Alexandre Nilo da Fonseca

Diretor executivo do Muda

Mas digital by default não quer dizer digital only. Por defeito, as pessoas vão passar a receber, por exemplo, faturas eletrónicas ou extratos digitais. Os portugueses que não queiram, nesta fase, adotar o digital, podem continuar a receber em papel. No fundo, o que estamos a dizer é que, por defeito, o envio será digital. E provavelmente muitos portugueses ficarão satisfeitos de poder ter esse tipo de ferramentas todas digitalizadas. Aconteceu com os cheques e com as listas telefónicas, em que houve um período de transição do papel para o digital.

Ainda não me respondeu se isto não vai marginalizar pessoas que já estão marginalizadas, quer pela iliteracia digital, quer pela falta de acesso a equipamentos.

Uma das coisas que temos de assegurar quando fazemos este tipo de mudanças é garantir que todos os portugueses têm acesso à internet. Temos a convicção que o acesso ao digital deve ser um direito, mais do que uma oportunidade. A verdade é que, hoje, os portugueses que não usam o digital estão, de certa medida, afastados de uma realidade a que nós hoje todos temos acesso.

"Temos a convicção de que o acesso ao digital deve ser um direito, mais do que uma oportunidade.”

Alexandre Nilo da Fonseca

Diretor executivo do Muda

O Muda está focado em providenciar um conjunto de ações: começámos com um roadshow, mas a próxima ação que consideramos muito importante vai ser a criação dos voluntários Muda. A maior parte dos jovens sabe criar um email, sabe abrir uma conta numa rede social, sabe fazer o essencial da utilização de ferramentas de comunicação. Vamos desafiar os jovens a serem atores principais nesta mudança. Acreditamos que podem ajudar os pais, os avós, os familiares, amigos e vizinhos a fazerem, precisamente, essa transformação. E vamos ajudá-los também a fazer esse processo. Temos um conjunto de tutoriais que podem ensinar como ajudar os não digitais a serem mais digitais.

O setor público está a acompanhar esta transição a uma velocidade satisfatória ou está, de alguma forma, atrasado?

Portugal é hoje uma referência mundial em termos da oferta de serviços públicos digitais. Isto é inequívoco. Estamos particularmente à frente, quer na Europa, quer até a nível mundial. A questão que se coloca é: se nós oferecermos um conjunto de serviços digitais, mas depois não tivermos uma população que os saiba utilizar, vamos continuar a ter essa dissonância entre os que sabem usar e os que não sabem usar.

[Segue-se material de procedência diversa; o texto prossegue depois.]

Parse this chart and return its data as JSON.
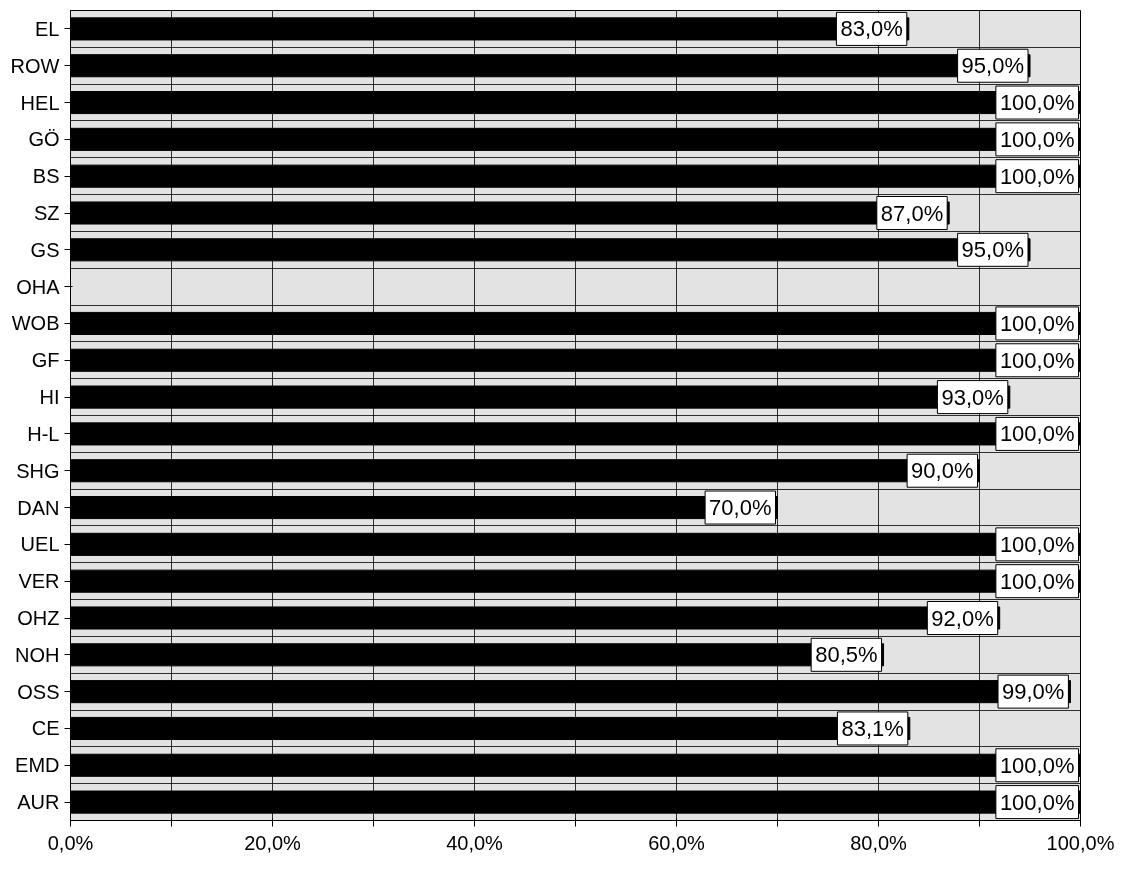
{
  "chart_data": {
    "type": "bar",
    "orientation": "horizontal",
    "categories": [
      "EL",
      "ROW",
      "HEL",
      "GÖ",
      "BS",
      "SZ",
      "GS",
      "OHA",
      "WOB",
      "GF",
      "HI",
      "H-L",
      "SHG",
      "DAN",
      "UEL",
      "VER",
      "OHZ",
      "NOH",
      "OSS",
      "CE",
      "EMD",
      "AUR"
    ],
    "values": [
      83.0,
      95.0,
      100.0,
      100.0,
      100.0,
      87.0,
      95.0,
      null,
      100.0,
      100.0,
      93.0,
      100.0,
      90.0,
      70.0,
      100.0,
      100.0,
      92.0,
      80.5,
      99.0,
      83.1,
      100.0,
      100.0
    ],
    "value_labels": [
      "83,0%",
      "95,0%",
      "100,0%",
      "100,0%",
      "100,0%",
      "87,0%",
      "95,0%",
      null,
      "100,0%",
      "100,0%",
      "93,0%",
      "100,0%",
      "90,0%",
      "70,0%",
      "100,0%",
      "100,0%",
      "92,0%",
      "80,5%",
      "99,0%",
      "83,1%",
      "100,0%",
      "100,0%"
    ],
    "color": "#000000",
    "xlim": [
      0,
      100
    ],
    "xticks": [
      {
        "value": 0,
        "label": "0,0%"
      },
      {
        "value": 10,
        "label": null
      },
      {
        "value": 20,
        "label": "20,0%"
      },
      {
        "value": 30,
        "label": null
      },
      {
        "value": 40,
        "label": "40,0%"
      },
      {
        "value": 50,
        "label": null
      },
      {
        "value": 60,
        "label": "60,0%"
      },
      {
        "value": 70,
        "label": null
      },
      {
        "value": 80,
        "label": "80,0%"
      },
      {
        "value": 90,
        "label": null
      },
      {
        "value": 100,
        "label": "100,0%"
      }
    ],
    "grid": true
  }
}
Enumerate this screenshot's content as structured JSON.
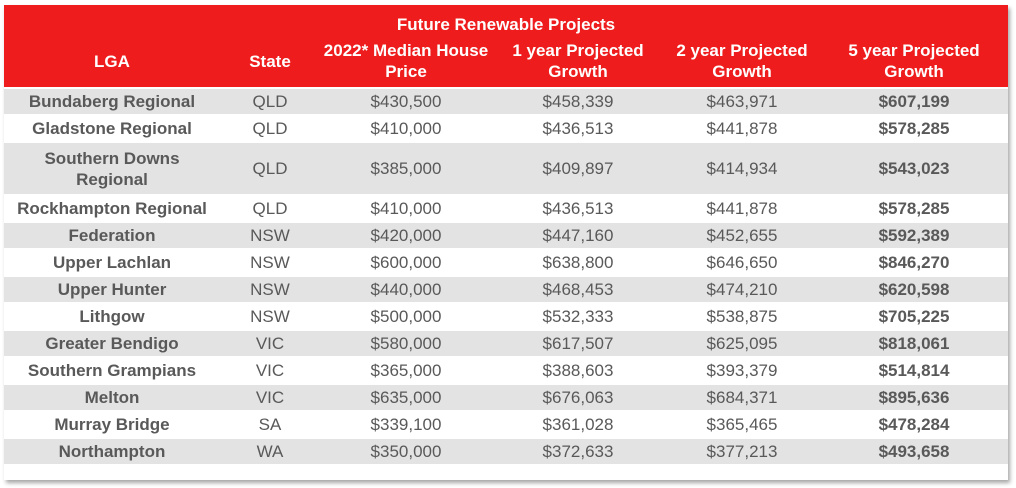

"Portugal pode ser um país digital by default e, mais uma vez, liderar essa revolução.”

Alexandre Nilo da Fonseca

Diretor executivo do Muda

Do ponto de vista do Muda, há algo muito importante que precisa de ser feito. Nós temos uma legislação 1.0, quando precisávamos de ter uma legislação 4.0. Precisamos de uma legislação que tenha a capacidade de acompanhar os tempos e perceber que os tempos mudaram muito. Hoje, muita da legislação fala no suporte em papel e no microfilme, quando já não estamos nessa época.

O que era muito importante era que houvesse uma revisão. O Muda fez um levantamento extensivo nas mais variadas áreas, para apurar qual é a legislação que está desatualizada e que precisa de ser adaptada aos dias de hoje. Mas há aqui um trinómio: saber fazer, querer fazer e, depois, poder fazer. Portugal pode ser um país digital by default e, mais uma vez, liderar essa revolução.